A majority of Canadians know they are part of the problem and want to be part of the solution. In the international arena, an ever-increasing number of nations are pricing carbon, including China, the European Union and South Korea. The US, which Canada has promised to keep pace with, has increasingly stringent regulations on carbon emissions. And 2014 was a year of exceptionally strong growth for clean energy investment and deployment, both in Canada and around the world.
Environics polling shows that 56% of Canadians would support a BC-type carbon price in their province. The support is strongest in Ontario and Quebec, which are considering similar measures. Unlike the US, in Canada the support crosses party lines: 45% of Conservatives would support a carbon tax.
"There is empirical evidence of where reductions are coming from in Canada, and three quarters are coming from provincial, not federal action," said McLaughlin. "So it matters what the provinces do. But it is fragmented and uncoordinated and this will have to come together for economic reasons."
A federal carbon tax, in other words, would balance the scales between provincial and federal effort on climate change.

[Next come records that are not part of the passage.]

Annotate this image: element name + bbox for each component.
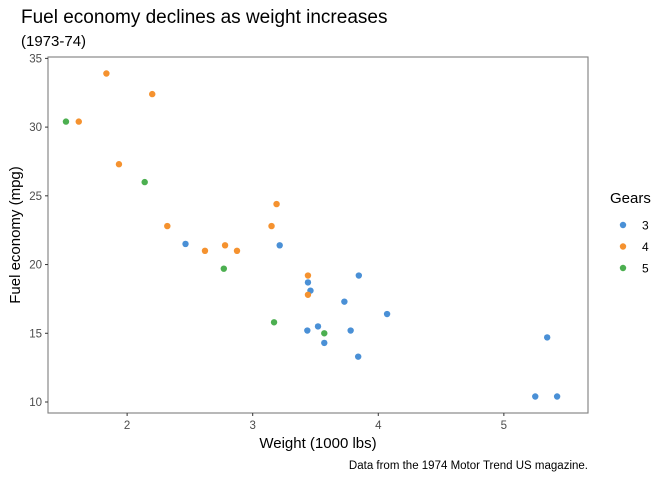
data-point-gear-5 [321,330,328,337]
data-point-gear-3 [182,240,189,248]
data-point-gear-5 [220,265,228,272]
legend-label: 5 [642,262,649,276]
legend-key-gear-3 [619,221,627,229]
legend-key-gear-5 [619,264,627,272]
x-tick-label: 3 [249,420,255,432]
plot-panel [47,56,589,414]
data-point-gear-4 [304,291,312,298]
data-point-gear-3 [304,279,312,286]
data-point-gear-4 [115,161,123,168]
data-point-gear-5 [270,319,278,326]
legend-label: 3 [642,219,649,233]
y-tick-label: 35 [29,53,42,65]
data-point-gear-3 [304,327,311,334]
data-point-gear-3 [321,339,328,347]
y-axis-title: Fuel economy (mpg) [7,166,24,304]
data-point-gear-5 [62,118,70,125]
data-point-gear-3 [341,298,348,305]
data-point-gear-3 [354,353,362,360]
y-tick-label: 10 [29,397,42,409]
data-point-gear-5 [141,178,148,186]
chart-caption: Data from the 1974 Motor Trend US magazi… [349,460,588,472]
data-point-gear-3 [543,334,551,341]
data-point-gear-3 [532,393,539,400]
data-point-gear-4 [221,242,229,249]
y-axis: 10 15 20 25 30 35 [29,53,48,409]
data-points [62,70,561,400]
chart-title: Fuel economy declines as weight increase… [21,7,387,28]
x-tick-label: 2 [124,420,130,432]
x-tick-label: 5 [501,420,507,432]
data-point-gear-4 [233,247,241,255]
data-point-gear-4 [164,222,171,230]
chart-subtitle: (1973-74) [21,33,86,50]
legend-title: Gears [610,190,651,207]
legend-label: 4 [642,240,649,254]
data-point-gear-3 [383,310,391,318]
data-point-gear-3 [347,327,354,334]
data-point-gear-3 [276,242,283,249]
data-point-gear-4 [149,90,156,98]
data-point-gear-3 [553,393,561,400]
data-point-gear-3 [314,323,322,330]
data-point-gear-4 [75,118,82,125]
data-point-gear-4 [201,247,209,255]
x-tick-label: 4 [375,420,382,432]
y-tick-label: 30 [29,122,42,134]
data-point-gear-4 [103,70,110,77]
y-tick-label: 15 [29,328,42,340]
x-axis-title: Weight (1000 lbs) [259,435,376,452]
y-tick-label: 25 [29,191,42,203]
data-point-gear-3 [355,272,363,279]
data-point-gear-4 [268,222,275,230]
y-tick-label: 20 [29,260,42,272]
x-axis: 2 3 4 5 [124,413,507,432]
data-point-gear-4 [304,272,312,279]
data-point-gear-4 [273,200,280,208]
legend-key-gear-4 [619,243,627,250]
legend: Gears 3 4 5 [610,190,651,276]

According to McLaughlin, provincial differences in pricing carbon currently does, and would continue to have, negative economic consequences for the provinces that would be avoidable if the federal government took action.

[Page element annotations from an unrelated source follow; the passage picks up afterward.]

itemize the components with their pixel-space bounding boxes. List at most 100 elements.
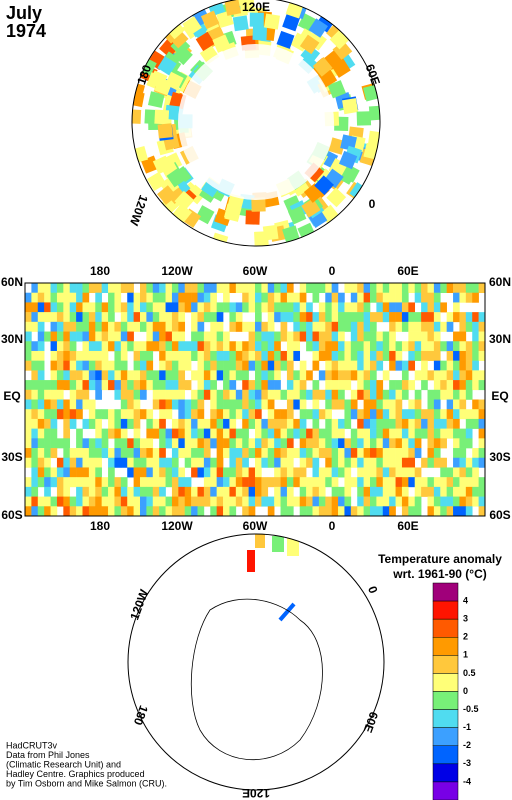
- grid-cell: [31, 302, 39, 313]
- grid-cell: [229, 428, 237, 439]
- grid-cell: [132, 90, 145, 108]
- grid-cell: [427, 506, 435, 516]
- grid-cell: [408, 418, 416, 429]
- grid-cell: [472, 321, 479, 332]
- grid-cell: [171, 467, 179, 478]
- grid-cell: [453, 399, 460, 410]
- grid-cell: [274, 302, 281, 313]
- grid-cell: [108, 506, 115, 516]
- lon-label: 60E: [397, 519, 418, 533]
- grid-cell: [133, 341, 141, 352]
- grid-cell: [440, 302, 447, 313]
- north-polar-frame: [131, 0, 381, 247]
- grid-cell: [325, 418, 332, 429]
- grid-cell: [235, 457, 243, 468]
- grid-cell: [56, 292, 64, 303]
- grid-cell: [370, 428, 377, 439]
- grid-cell: [280, 457, 288, 468]
- grid-cell: [248, 331, 256, 342]
- grid-cell: [235, 389, 243, 400]
- grid-cell: [56, 302, 64, 313]
- grid-cell: [318, 389, 326, 400]
- grid-cell: [152, 370, 160, 381]
- grid-cell: [382, 292, 390, 303]
- grid-cell: [140, 370, 147, 381]
- grid-cell: [312, 467, 320, 478]
- grid-cell: [325, 438, 332, 449]
- grid-cell: [344, 409, 352, 420]
- grid-cell: [191, 418, 198, 429]
- grid-cell: [312, 389, 320, 400]
- grid-cell: [171, 321, 179, 332]
- grid-cell: [459, 312, 467, 323]
- grid-cell: [401, 448, 409, 459]
- grid-cell: [120, 331, 128, 342]
- grid-cell: [427, 312, 435, 323]
- grid-cell: [312, 380, 320, 391]
- grid-cell: [127, 341, 134, 352]
- grid-cell: [255, 477, 262, 488]
- grid-cell: [453, 448, 460, 459]
- grid-cell: [338, 150, 358, 170]
- grid-cell: [165, 409, 173, 420]
- grid-cell: [101, 448, 109, 459]
- grid-cell: [242, 321, 249, 332]
- grid-cell: [133, 438, 141, 449]
- grid-cell: [50, 283, 58, 294]
- grid-cell: [453, 380, 460, 391]
- grid-cell: [312, 477, 320, 488]
- grid-cell: [286, 283, 294, 294]
- grid-cell: [274, 360, 281, 371]
- grid-cell: [184, 350, 192, 361]
- grid-cell: [421, 409, 428, 420]
- grid-cell: [229, 486, 237, 497]
- grid-cell: [427, 496, 435, 507]
- grid-cell: [389, 496, 396, 507]
- grid-cell: [242, 302, 249, 313]
- grid-cell: [242, 438, 249, 449]
- grid-cell: [350, 341, 358, 352]
- grid-cell: [331, 341, 339, 352]
- grid-cell: [69, 467, 77, 478]
- grid-cell: [133, 428, 141, 439]
- grid-cell: [370, 360, 377, 371]
- grid-cell: [210, 360, 217, 371]
- grid-cell: [63, 283, 71, 294]
- grid-cell: [293, 380, 301, 391]
- grid-cell: [255, 292, 262, 303]
- grid-cell: [184, 428, 192, 439]
- grid-cell: [350, 350, 358, 361]
- grid-cell: [229, 409, 237, 420]
- grid-cell: [216, 457, 224, 468]
- grid-cell: [76, 506, 83, 516]
- grid-cell: [210, 496, 217, 507]
- grid-cell: [210, 389, 217, 400]
- grid-cell: [248, 438, 256, 449]
- grid-cell: [261, 331, 269, 342]
- grid-cell: [197, 341, 205, 352]
- grid-cell: [210, 477, 217, 488]
- legend-tick: 0.5: [463, 668, 476, 678]
- grid-cell: [344, 438, 352, 449]
- grid-cell: [363, 399, 371, 410]
- grid-cell: [146, 302, 154, 313]
- grid-cell: [203, 389, 211, 400]
- grid-cell: [325, 496, 332, 507]
- grid-cell: [338, 321, 345, 332]
- grid-cell: [223, 331, 230, 342]
- grid-cell: [465, 477, 473, 488]
- south-lon-label: 60E: [361, 710, 381, 735]
- grid-cell: [453, 292, 460, 303]
- grid-cell: [248, 350, 256, 361]
- grid-cell: [382, 331, 390, 342]
- grid-cell: [197, 428, 205, 439]
- grid-cell: [389, 418, 396, 429]
- grid-cell: [472, 448, 479, 459]
- grid-cell: [154, 109, 170, 125]
- grid-cell: [184, 438, 192, 449]
- grid-cell: [318, 467, 326, 478]
- lon-label: 120W: [161, 264, 193, 278]
- grid-cell: [459, 370, 467, 381]
- lat-label: 30S: [489, 450, 510, 464]
- grid-cell: [203, 312, 211, 323]
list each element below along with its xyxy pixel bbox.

The current provincial acceptance of carbon taxation can help clear the way for federal action. If Ontario with its many federal ridings implements a successful carbon tax, there would be greater MP support for a federal tax.
Federal action may be prompted by a view recently expressed in Macleans: Prime Minister Harper’s ongoing support of the oil and gas industry despite the repeated, and increasingly dire, threats posed by climate climate has made it a worldwide target.

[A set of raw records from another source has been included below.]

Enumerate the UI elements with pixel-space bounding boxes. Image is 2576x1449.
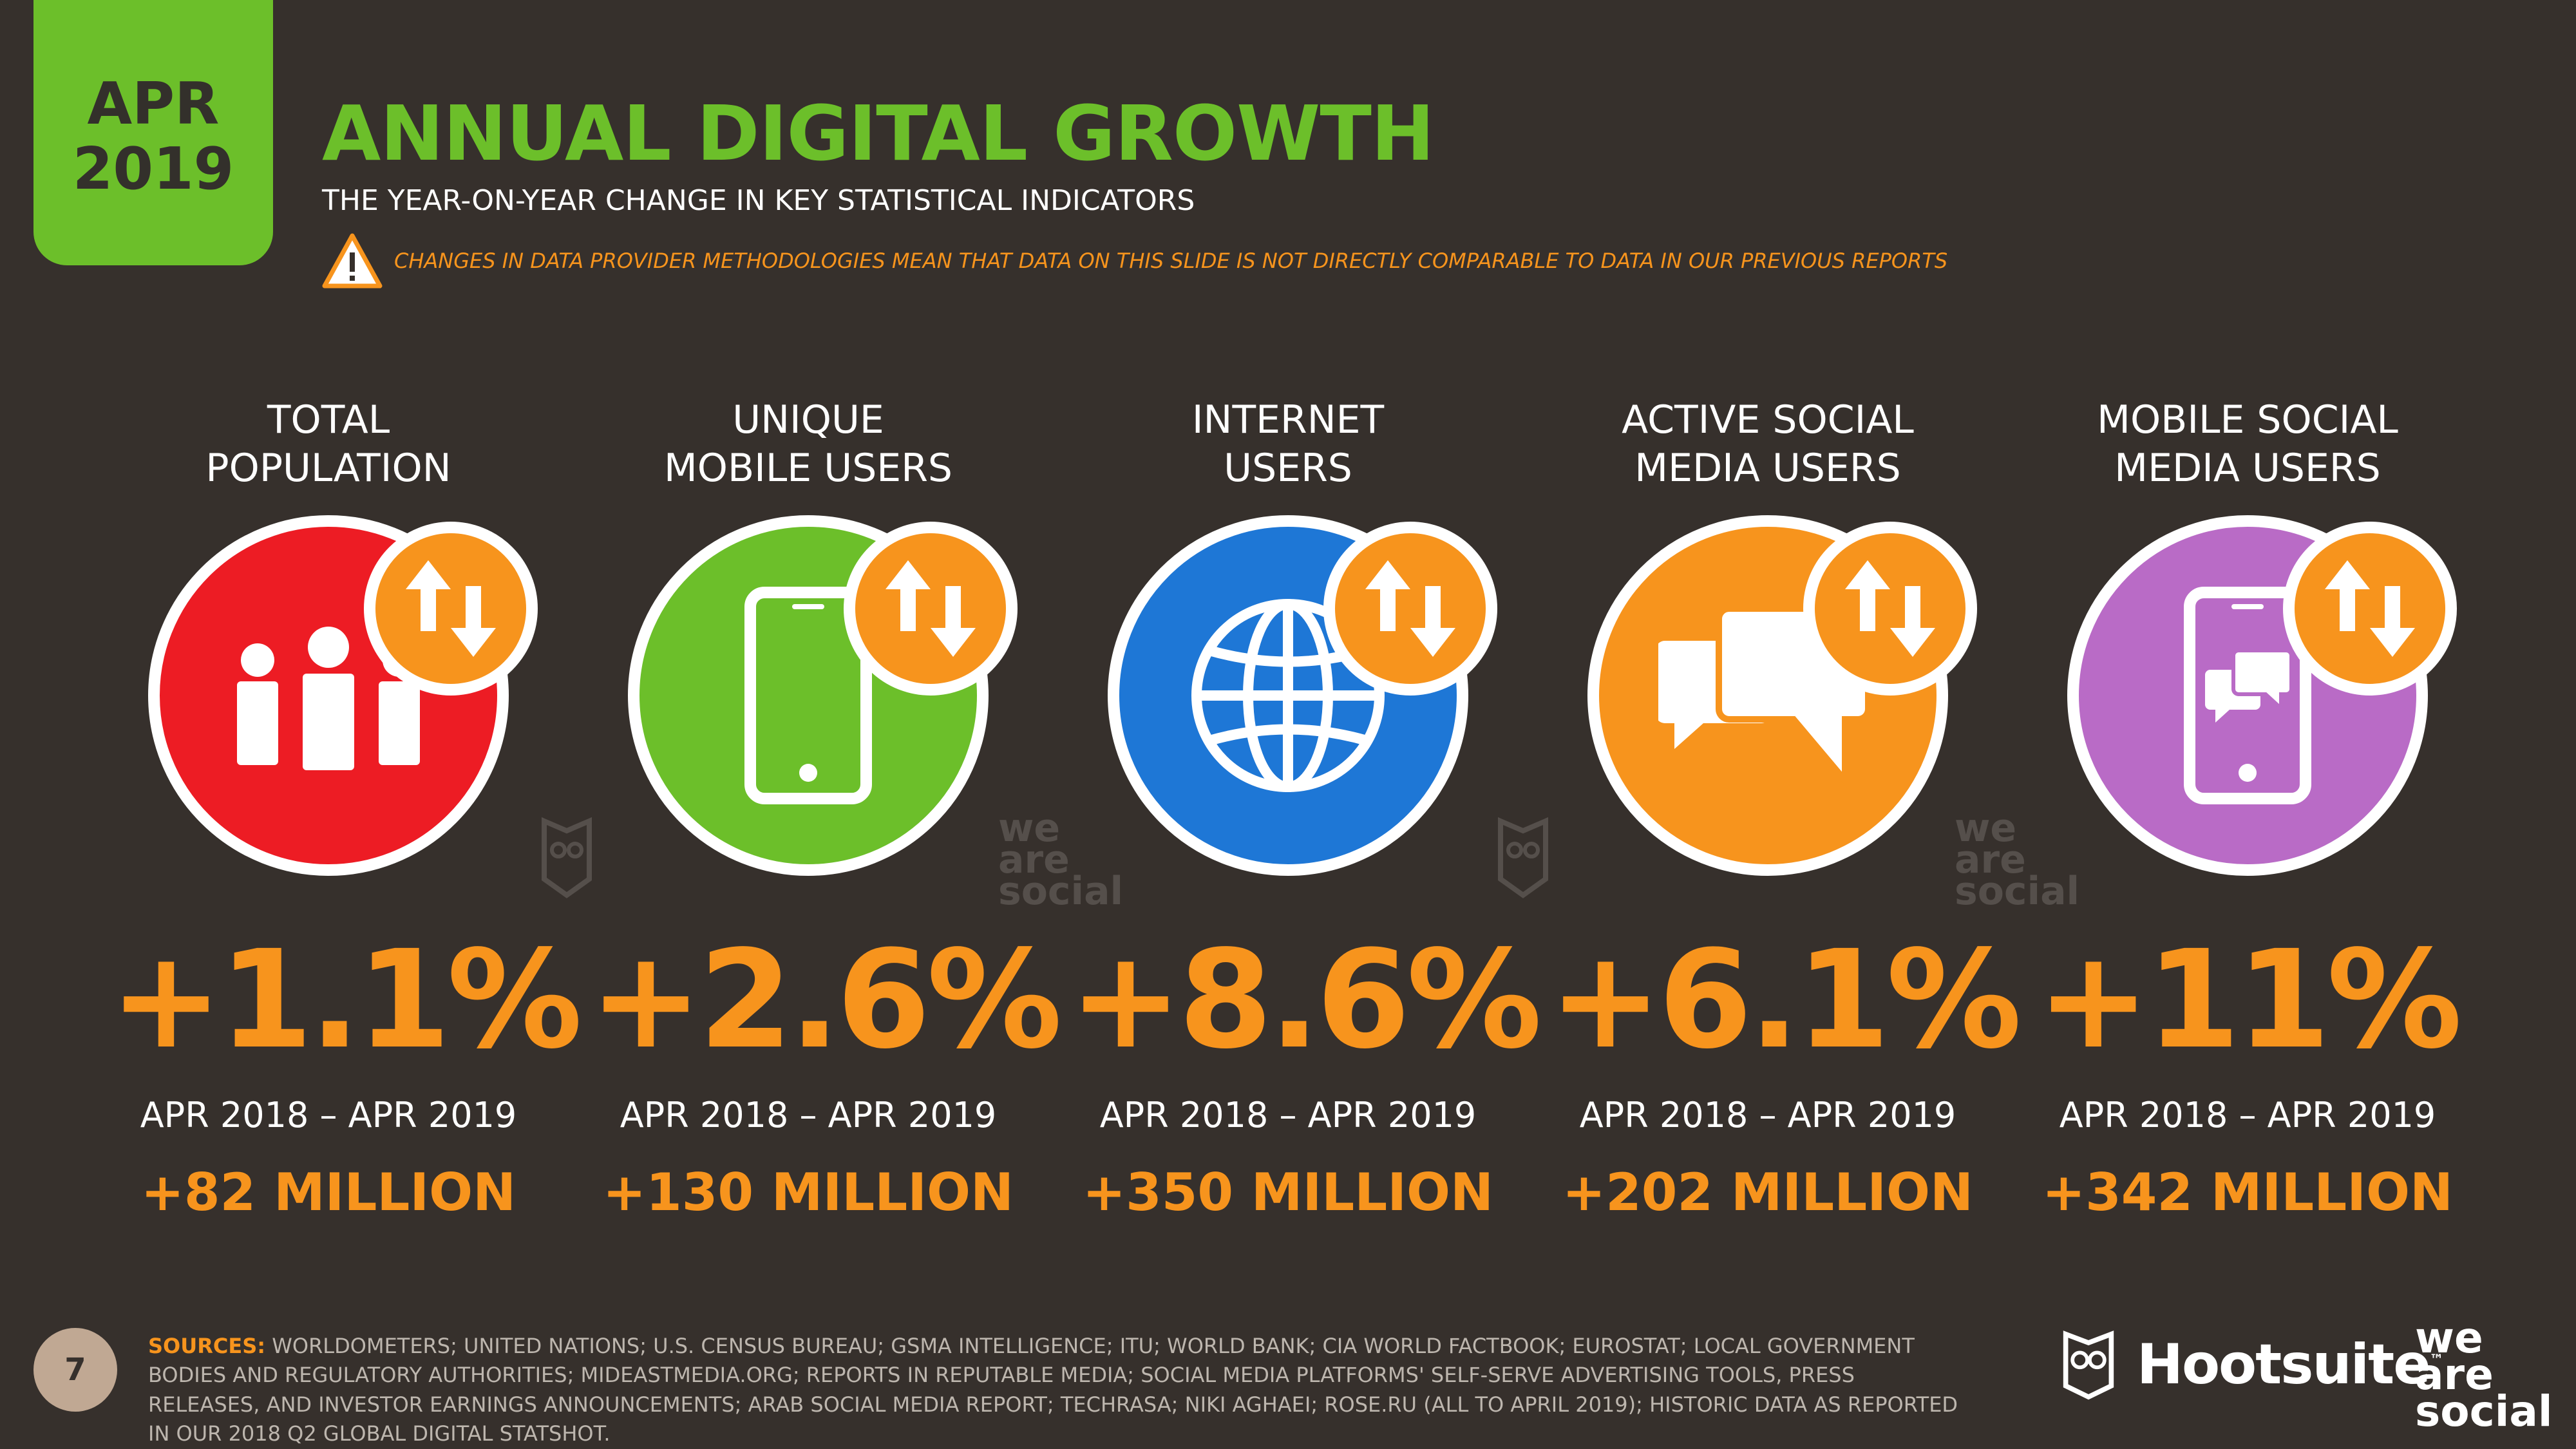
- we-are-social-watermark: we are social: [998, 806, 1124, 914]
- badge-month: APR: [87, 70, 220, 138]
- mobile-social-media-users-absolute: +342 MILLION: [2042, 1162, 2453, 1222]
- mobile-social-media-users-period: APR 2018 – APR 2019: [2059, 1095, 2436, 1135]
- wm-line: are: [998, 837, 1070, 883]
- hootsuite-owl-icon: [2063, 1331, 2114, 1400]
- we-are-social-logo: we are social: [2415, 1313, 2553, 1436]
- label-line: ACTIVE SOCIAL: [1622, 397, 1914, 442]
- hootsuite-tm: ™: [2429, 1352, 2444, 1368]
- change-arrows-icon: [844, 522, 1018, 696]
- we-are-social-watermark: we are social: [1955, 806, 2080, 914]
- internet-users-period: APR 2018 – APR 2019: [1099, 1095, 1477, 1135]
- change-arrows-icon: [1803, 522, 1977, 696]
- label-line: MEDIA USERS: [2114, 446, 2381, 491]
- label-line: INTERNET: [1191, 397, 1385, 442]
- wm-line: social: [998, 869, 1124, 914]
- label-line: USERS: [1224, 446, 1352, 491]
- page-number: 7: [33, 1328, 117, 1412]
- label-line: UNIQUE: [732, 397, 884, 442]
- hootsuite-logo: Hootsuite™: [2061, 1329, 2444, 1400]
- total-population-period: APR 2018 – APR 2019: [140, 1095, 517, 1135]
- was-line: we: [2415, 1313, 2483, 1363]
- label-line: MOBILE SOCIAL: [2097, 397, 2398, 442]
- change-arrows-icon: [2283, 522, 2457, 696]
- wm-line: we: [998, 806, 1061, 851]
- date-badge: APR 2019: [33, 0, 273, 265]
- page-subtitle: THE YEAR-ON-YEAR CHANGE IN KEY STATISTIC…: [322, 184, 1195, 217]
- unique-mobile-users-absolute: +130 MILLION: [603, 1162, 1014, 1222]
- badge-year: 2019: [72, 135, 234, 203]
- page-title: ANNUAL DIGITAL GROWTH: [322, 89, 1435, 178]
- total-population-absolute: +82 MILLION: [140, 1162, 516, 1222]
- change-arrows-icon: [1323, 522, 1497, 696]
- up-down-arrows-icon: [2325, 560, 2415, 657]
- internet-users-change: +8.6%: [1069, 921, 1542, 1079]
- sources-text: SOURCES: WORLDOMETERS; UNITED NATIONS; U…: [148, 1332, 1971, 1449]
- sources-label: SOURCES:: [148, 1334, 266, 1358]
- stat-label-unique-mobile-users: UNIQUE MOBILE USERS: [589, 393, 1027, 496]
- label-line: MOBILE USERS: [664, 446, 952, 491]
- stat-label-total-population: TOTAL POPULATION: [109, 393, 547, 496]
- globe-icon: [1191, 599, 1385, 792]
- mobile-chat-icon: [2184, 587, 2311, 804]
- stat-label-mobile-social-media-users: MOBILE SOCIAL MEDIA USERS: [2029, 393, 2467, 496]
- active-social-media-users-change: +6.1%: [1549, 921, 2022, 1079]
- up-down-arrows-icon: [1365, 560, 1455, 657]
- was-line: social: [2415, 1386, 2553, 1436]
- label-line: MEDIA USERS: [1634, 446, 1901, 491]
- up-down-arrows-icon: [1845, 560, 1935, 657]
- change-arrows-icon: [364, 522, 538, 696]
- wm-line: are: [1955, 837, 2026, 883]
- active-social-media-users-period: APR 2018 – APR 2019: [1579, 1095, 1956, 1135]
- sources-body: WORLDOMETERS; UNITED NATIONS; U.S. CENSU…: [148, 1334, 1958, 1446]
- hootsuite-owl-watermark-icon: [1498, 817, 1548, 898]
- total-population-change: +1.1%: [109, 921, 582, 1079]
- warning-icon: [322, 233, 383, 289]
- label-line: POPULATION: [205, 446, 451, 491]
- up-down-arrows-icon: [886, 560, 976, 657]
- mobile-phone-icon: [744, 587, 872, 804]
- wm-line: we: [1955, 806, 2017, 851]
- mobile-social-media-users-change: +11%: [2036, 921, 2463, 1079]
- internet-users-absolute: +350 MILLION: [1083, 1162, 1493, 1222]
- was-line: are: [2415, 1349, 2494, 1399]
- active-social-media-users-absolute: +202 MILLION: [1562, 1162, 1973, 1222]
- up-down-arrows-icon: [406, 560, 496, 657]
- hootsuite-wordmark: Hootsuite: [2137, 1332, 2431, 1397]
- stat-label-active-social-media-users: ACTIVE SOCIAL MEDIA USERS: [1549, 393, 1987, 496]
- wm-line: social: [1955, 869, 2080, 914]
- unique-mobile-users-change: +2.6%: [589, 921, 1062, 1079]
- hootsuite-owl-watermark-icon: [542, 817, 592, 898]
- stat-label-internet-users: INTERNET USERS: [1069, 393, 1507, 496]
- warning-note: CHANGES IN DATA PROVIDER METHODOLOGIES M…: [322, 232, 1947, 290]
- unique-mobile-users-period: APR 2018 – APR 2019: [620, 1095, 997, 1135]
- label-line: TOTAL: [267, 397, 390, 442]
- warning-text: CHANGES IN DATA PROVIDER METHODOLOGIES M…: [394, 249, 1948, 273]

Had the Harper administration been proactive in reducing carbon outputs in Canada, the oil sands might not have been singled out as a particularly dirty actor on the international stage. “The oil sands need a new kind of social licence by truly integrating the environmental impacts,” McLaughlin said.
Neuman pointed out that other obstacles exist, such as the federal government’s often poor relationship with Aboriginal groups, and the fact that certain bad-news scientific reports—stating that 85% of the oil sands bitumen must remain in the ground to prevent runaway climate change—are now widespread in the conventional media.
The federal NDP and Liberal Parties see the writing on the wall: both agree that carbon pricing has to be put in place at the national level with federal engagement. The NDP advocates cap and trade while the Liberals remain vague. “But details really matter in terms of cost and economic impact,” McLaughlin told the on-line audience.
The problem is that providing details has no political benefit. “Canadians don’t know what the right or wrong approach is,” he said, “But conservatives will criticize whatever they say. So it could lose votes rather than win them.”
In the question period, a webinar participant asked how climate change could be made a key election issue. McLaughlin suggested working locally to get candidates’ positions on the record and to simply keep raising the issue. Nationally, original research by advocacy groups gets media attention.
McLaughlin noted that the upcoming UN climate talks in Paris could be a hook for meetings that include party representatives. Neuman suggested framing the policy solutions in terms of concrete actions that have happened elsewhere, and putting these in front of the candidates for response.